Wish for 'Extreme Makeover: Historic Home Edition'

The following was a Guest Editorial written for the Lansing State Journal. It appeared in the October 10, 2008 edition of the paper:

Now that the exciting week surrounding "Extreme Makeover: Home Edition" has ended, perhaps we can comment on the project's broader implications. Clearly, the publicity and the goodwill generated by the project were beneficial.

The Nickless family received a well-deserved vacation and, following a generous outpouring of community effort, they are now in possession of a new house. The Lansing area and the local construction "partners" in particular, will benefit from the increased awareness and publicity this project provided.

However, I believe that an opportunity was missed. Prior to the arrival of the exuberant Extreme Team, a 140-year-old brick Italianate farmhouse stood on the project site.

According to the press, the old home was a dream for the owners, and they had intended to restore it. That being the case, would it not have been more appropriate to save the home, possibly constructing appropriate additions to provide the necessary modern amenities?

As a restoration architect, I fully appreciate the difficulties associated with historic buildings. Plaster walls and finished floors complicate the necessary access to electrical lines, plumbing pipes and mechanical runs. Unseen conditions, which always seem to accompany restoration projects, are difficult to predict and can be exceedingly expensive. Simply put, historic homes, especially those as old as this one - constructed before the Civil War - come with issues.

However, we cannot accept the supposition that since "the wiring was bad" and "the basement flooded," the entire home had to be scuttled.

In truth, "Extreme Makeover" probably would not have selected the Holt project if the house had to be retained. The constraints related to existing buildings cannot be forced into the artificial parameters of a television show. A restoration project probably could not have been completed in the allotted time. It would not provide the "big reveal" required for the show.

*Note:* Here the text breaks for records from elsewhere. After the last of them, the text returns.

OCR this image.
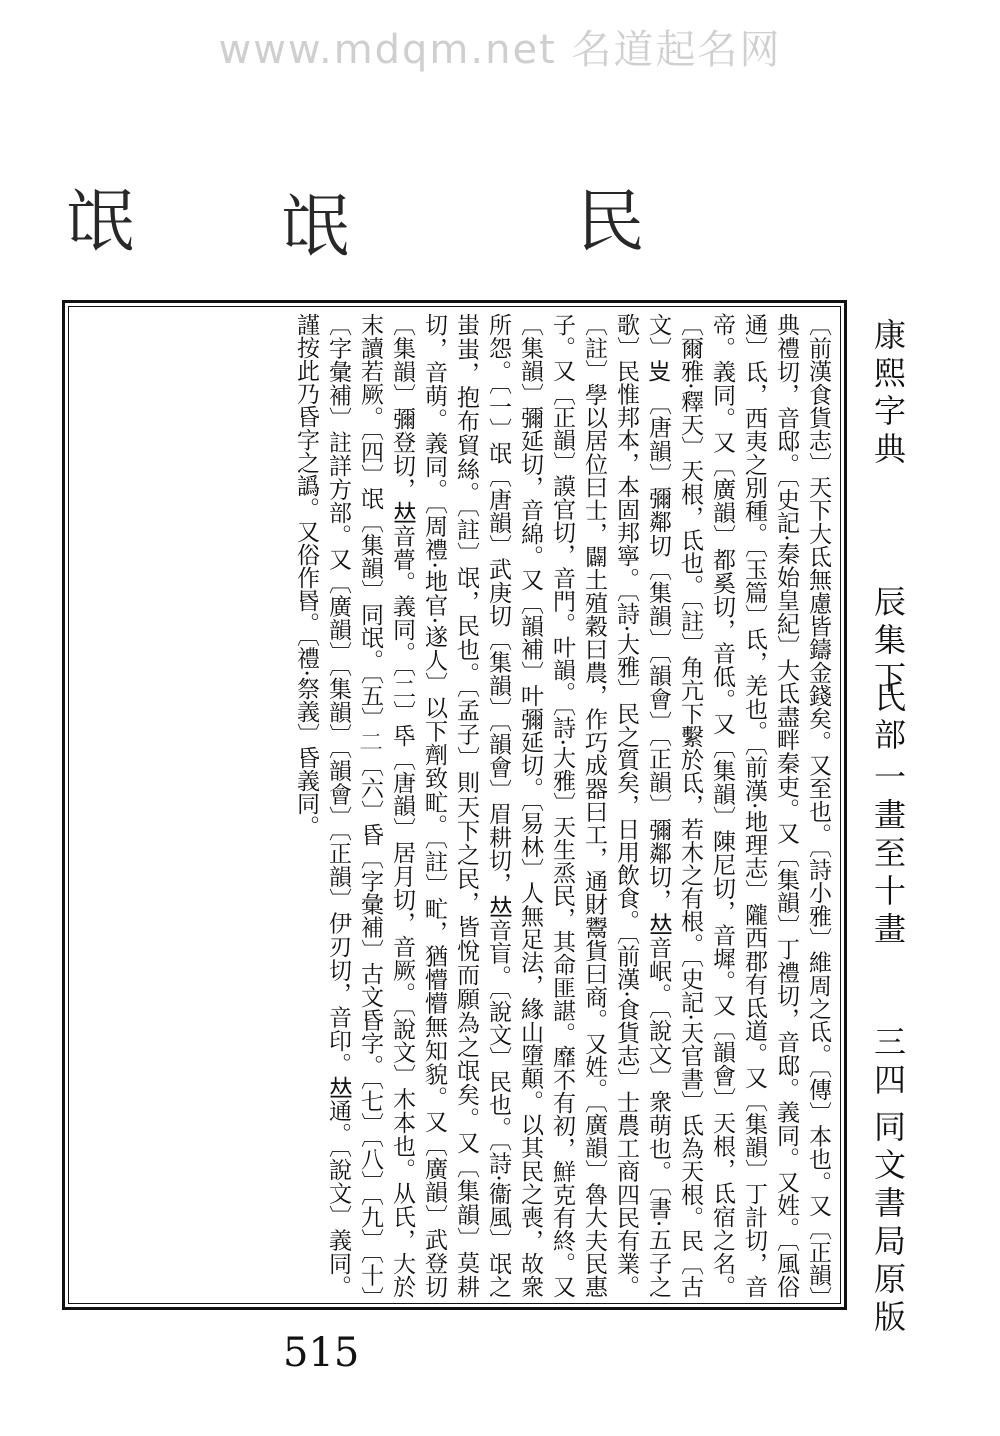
www.mdqm.net 名道起名网
民
氓
氓
〔前漢食貨志〕天下大氐無慮皆鑄金錢矣。又至也。〔詩小雅〕維周之氐。〔傳〕本也。又〔正韻〕典禮切，音邸。〔史記·秦始皇紀〕大氐盡畔秦吏。又〔集韻〕丁禮切，音邸。義同。又姓。〔風俗通〕氐，西夷之別種。〔玉篇〕氐，羌也。〔前漢·地理志〕隴西郡有氐道。又〔集韻〕丁計切，音帝。義同。又〔廣韻〕都奚切，音低。又〔集韻〕陳尼切，音墀。又〔韻會〕天根，氐宿之名。〔爾雅·釋天〕天根，氐也。〔註〕角亢下繫於氐，若木之有根。〔史記·天官書〕氐為天根。民〔古文〕𠬢 〔唐韻〕彌鄰切〔集韻〕〔韻會〕〔正韻〕彌鄰切，𠀤音岷。〔說文〕衆萌也。〔書·五子之歌〕民惟邦本，本固邦寧。〔詩·大雅〕民之質矣，日用飲食。〔前漢·食貨志〕士農工商四民有業。〔註〕學以居位曰士，闢土殖穀曰農，作巧成器曰工，通財鬻貨曰商。又姓。〔廣韻〕魯大夫民惠子。又〔正韻〕謨官切，音門。叶韻。〔詩·大雅〕天生烝民，其命匪諶。靡不有初，鮮克有終。又〔集韻〕彌延切，音綿。又〔韻補〕叶彌延切。〔易林〕人無足法，緣山墮顛。以其民之喪，故衆所怨。〔一〕氓〔唐韻〕武庚切〔集韻〕〔韻會〕眉耕切，𠀤音盲。〔說文〕民也。〔詩·衞風〕氓之蚩蚩，抱布貿絲。〔註〕氓，民也。〔孟子〕則天下之民，皆悅而願為之氓矣。又〔集韻〕莫耕切，音萌。義同。〔周禮·地官·遂人〕以下劑致甿。〔註〕甿，猶懵懵無知貌。又〔廣韻〕武登切〔集韻〕彌登切，𠀤音瞢。義同。〔二〕氒〔唐韻〕居月切，音厥。〔說文〕木本也。从氏，大於末讀若厥。〔四〕氓〔集韻〕同氓。〔五〕𠄞〔六〕昏〔字彙補〕古文昏字。〔七〕〔八〕〔九〕〔十〕〔字彙補〕註詳方部。又〔廣韻〕〔集韻〕〔韻會〕〔正韻〕伊刃切，音印。𠀤通。〔說文〕義同。謹按此乃昏字之譌。又俗作昬。〔禮·祭義〕昏義同。	康熙字典
辰集下
氏部
一畫至十畫
三四
同文書局原版
515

And so, in exchange for the novelty of building an entire house in one week, the old house was destroyed and carted off to a dump.

As a community, we not only allowed this, we encouraged it. Apparently placing so little value on our heritage and unique architectural character, we supported the exchange of a grand old home for an oversized, ubiquitous building.

Associates of mine attended the final reveal and witnessed a grateful family, thankful for their gains while mourning their recent loss.

I certainly wish them well there. I only wish we could have done more for them and for the community. For all that was gained, a grand opportunity was lost.